Desgostoso com a lição, Capiba tentou novamente emborcar o cálice, tendo sido mais uma vez impedido por Gilberto, que disse: "Isto não é cachaça para ser tomada num só gole, o conhaque deve ser tomado aos poucos". Capiba ficou envergonhado porque a cena estava sendo filmada, e quando Gilberto acrescentou que seu conhaque de pitanga era afrodisíaco, vingou-se dizendo: "Então é muito bom para você e para mim".
Ouvi falar de outra história, na qual aparece o ilustre diplomata Antonio Francisco Azeredo da Silveira. Ministro das Relações Exteriores no governo Geisel (1974-79), Azeredo da Silveira perguntou ao chefe de seu gabinete -o pernambucano Geraldo de Holanda Cavalcanti, eleito recentemente para a Academia Brasileira de Letras- o que devia fazer para agradar Gilberto Freyre, que pretendia visitar numa viagem de serviço ao Recife. "Ele vai lhe oferecer uísque", disse o auxiliar, "e você responda que prefere experimentar a famosa cachaça de pitanga."

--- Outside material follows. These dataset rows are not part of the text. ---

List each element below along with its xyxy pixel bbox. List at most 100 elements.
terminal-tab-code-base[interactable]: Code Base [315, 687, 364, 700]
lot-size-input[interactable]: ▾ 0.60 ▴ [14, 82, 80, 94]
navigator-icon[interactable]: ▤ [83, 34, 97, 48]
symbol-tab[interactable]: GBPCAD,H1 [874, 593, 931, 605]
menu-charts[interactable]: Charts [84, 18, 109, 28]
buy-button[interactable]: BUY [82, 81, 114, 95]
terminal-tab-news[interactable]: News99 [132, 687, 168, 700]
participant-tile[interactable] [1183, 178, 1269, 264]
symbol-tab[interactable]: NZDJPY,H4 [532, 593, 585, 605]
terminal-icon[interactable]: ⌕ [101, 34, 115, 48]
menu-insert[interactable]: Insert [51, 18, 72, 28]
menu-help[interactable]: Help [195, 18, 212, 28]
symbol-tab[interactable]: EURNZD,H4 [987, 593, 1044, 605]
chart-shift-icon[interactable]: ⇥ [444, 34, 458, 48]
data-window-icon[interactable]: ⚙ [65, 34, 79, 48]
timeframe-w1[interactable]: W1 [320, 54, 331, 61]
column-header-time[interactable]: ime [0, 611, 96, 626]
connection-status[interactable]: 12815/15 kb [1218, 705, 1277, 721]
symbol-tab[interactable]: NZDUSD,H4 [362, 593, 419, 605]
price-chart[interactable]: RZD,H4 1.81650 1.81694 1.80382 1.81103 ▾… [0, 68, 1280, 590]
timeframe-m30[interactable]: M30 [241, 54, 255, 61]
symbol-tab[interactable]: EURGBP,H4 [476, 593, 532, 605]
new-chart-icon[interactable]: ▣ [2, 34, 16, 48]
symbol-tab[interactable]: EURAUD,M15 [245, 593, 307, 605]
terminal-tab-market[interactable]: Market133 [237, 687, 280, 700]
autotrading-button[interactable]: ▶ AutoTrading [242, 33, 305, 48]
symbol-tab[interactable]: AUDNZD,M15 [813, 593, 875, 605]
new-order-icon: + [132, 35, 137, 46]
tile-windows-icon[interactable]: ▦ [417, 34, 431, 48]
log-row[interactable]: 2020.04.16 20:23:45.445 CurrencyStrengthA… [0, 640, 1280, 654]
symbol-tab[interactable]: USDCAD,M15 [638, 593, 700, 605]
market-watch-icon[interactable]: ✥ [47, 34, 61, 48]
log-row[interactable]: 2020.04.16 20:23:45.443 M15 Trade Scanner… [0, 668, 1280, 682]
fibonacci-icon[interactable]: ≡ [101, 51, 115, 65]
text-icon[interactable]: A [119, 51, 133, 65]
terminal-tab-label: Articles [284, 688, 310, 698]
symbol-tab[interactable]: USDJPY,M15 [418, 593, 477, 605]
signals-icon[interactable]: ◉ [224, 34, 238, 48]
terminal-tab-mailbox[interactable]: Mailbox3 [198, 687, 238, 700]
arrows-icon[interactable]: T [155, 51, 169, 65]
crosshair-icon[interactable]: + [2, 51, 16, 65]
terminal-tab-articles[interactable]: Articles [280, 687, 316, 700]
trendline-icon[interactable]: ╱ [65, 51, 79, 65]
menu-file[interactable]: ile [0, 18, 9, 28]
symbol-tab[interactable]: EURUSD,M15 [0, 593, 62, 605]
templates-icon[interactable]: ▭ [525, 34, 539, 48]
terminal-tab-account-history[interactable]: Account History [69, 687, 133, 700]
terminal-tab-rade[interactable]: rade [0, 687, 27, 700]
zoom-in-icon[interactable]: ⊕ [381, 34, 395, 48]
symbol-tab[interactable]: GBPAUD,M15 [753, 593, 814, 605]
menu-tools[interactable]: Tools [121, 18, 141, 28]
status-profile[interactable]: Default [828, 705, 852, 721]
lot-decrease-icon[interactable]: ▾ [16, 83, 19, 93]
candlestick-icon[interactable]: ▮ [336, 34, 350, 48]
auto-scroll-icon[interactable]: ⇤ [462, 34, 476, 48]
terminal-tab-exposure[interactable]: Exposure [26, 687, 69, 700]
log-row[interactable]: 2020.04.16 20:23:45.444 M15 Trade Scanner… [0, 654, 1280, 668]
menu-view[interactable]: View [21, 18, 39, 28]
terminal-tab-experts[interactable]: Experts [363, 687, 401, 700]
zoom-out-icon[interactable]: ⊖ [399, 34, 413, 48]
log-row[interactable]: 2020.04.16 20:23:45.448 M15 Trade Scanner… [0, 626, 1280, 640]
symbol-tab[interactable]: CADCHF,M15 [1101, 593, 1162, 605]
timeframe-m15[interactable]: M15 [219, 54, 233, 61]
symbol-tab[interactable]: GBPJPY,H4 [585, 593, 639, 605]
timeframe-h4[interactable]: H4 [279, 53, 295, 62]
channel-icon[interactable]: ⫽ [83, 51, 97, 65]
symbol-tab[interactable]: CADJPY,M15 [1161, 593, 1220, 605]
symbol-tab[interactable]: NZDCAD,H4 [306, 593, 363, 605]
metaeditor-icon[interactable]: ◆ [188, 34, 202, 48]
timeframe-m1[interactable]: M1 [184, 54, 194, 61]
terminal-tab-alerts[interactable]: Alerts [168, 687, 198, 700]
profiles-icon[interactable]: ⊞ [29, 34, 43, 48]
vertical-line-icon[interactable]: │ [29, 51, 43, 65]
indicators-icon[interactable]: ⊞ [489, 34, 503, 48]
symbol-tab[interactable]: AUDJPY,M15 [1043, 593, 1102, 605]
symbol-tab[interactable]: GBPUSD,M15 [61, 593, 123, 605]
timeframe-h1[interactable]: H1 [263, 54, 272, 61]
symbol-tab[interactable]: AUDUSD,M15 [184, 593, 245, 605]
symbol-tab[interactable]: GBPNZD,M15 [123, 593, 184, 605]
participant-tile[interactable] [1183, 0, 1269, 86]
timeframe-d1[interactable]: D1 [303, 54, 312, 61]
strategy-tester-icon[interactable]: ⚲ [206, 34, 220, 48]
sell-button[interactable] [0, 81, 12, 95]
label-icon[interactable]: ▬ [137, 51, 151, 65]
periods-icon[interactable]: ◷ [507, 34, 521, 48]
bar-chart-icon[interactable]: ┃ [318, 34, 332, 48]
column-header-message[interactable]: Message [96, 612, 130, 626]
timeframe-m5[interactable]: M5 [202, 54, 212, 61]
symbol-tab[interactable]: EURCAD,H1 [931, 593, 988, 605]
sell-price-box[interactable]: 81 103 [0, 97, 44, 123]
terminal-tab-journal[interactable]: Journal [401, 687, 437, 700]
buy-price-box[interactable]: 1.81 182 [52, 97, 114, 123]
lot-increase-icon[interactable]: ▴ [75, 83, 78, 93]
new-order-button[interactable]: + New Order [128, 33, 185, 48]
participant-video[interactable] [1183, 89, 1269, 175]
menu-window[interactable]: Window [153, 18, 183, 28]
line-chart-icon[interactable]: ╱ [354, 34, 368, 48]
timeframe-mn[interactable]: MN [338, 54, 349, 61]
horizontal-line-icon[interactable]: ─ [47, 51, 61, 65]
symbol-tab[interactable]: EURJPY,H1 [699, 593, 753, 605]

Gilberto respondeu zangado que a bebida por ele fabricada era conhaque e não cachaça. Regressando a Brasília, Azeredo da Silveira acusou o chefe de seu gabinete pelo vexame que passara, tendo ouvido esta explicação: "Eu não sabia que a cachaça de meu tempo de estudante havia sido promovida a conhaque".
Tanto quanto me lembro -frequentador assíduo da mansão de Apipucos desde 1941-, a primeira bebida fabricada por Gilberto Freyre era o licor de pitanga que, depois de envelhecido, assumiu a cor e o sabor do conhaque.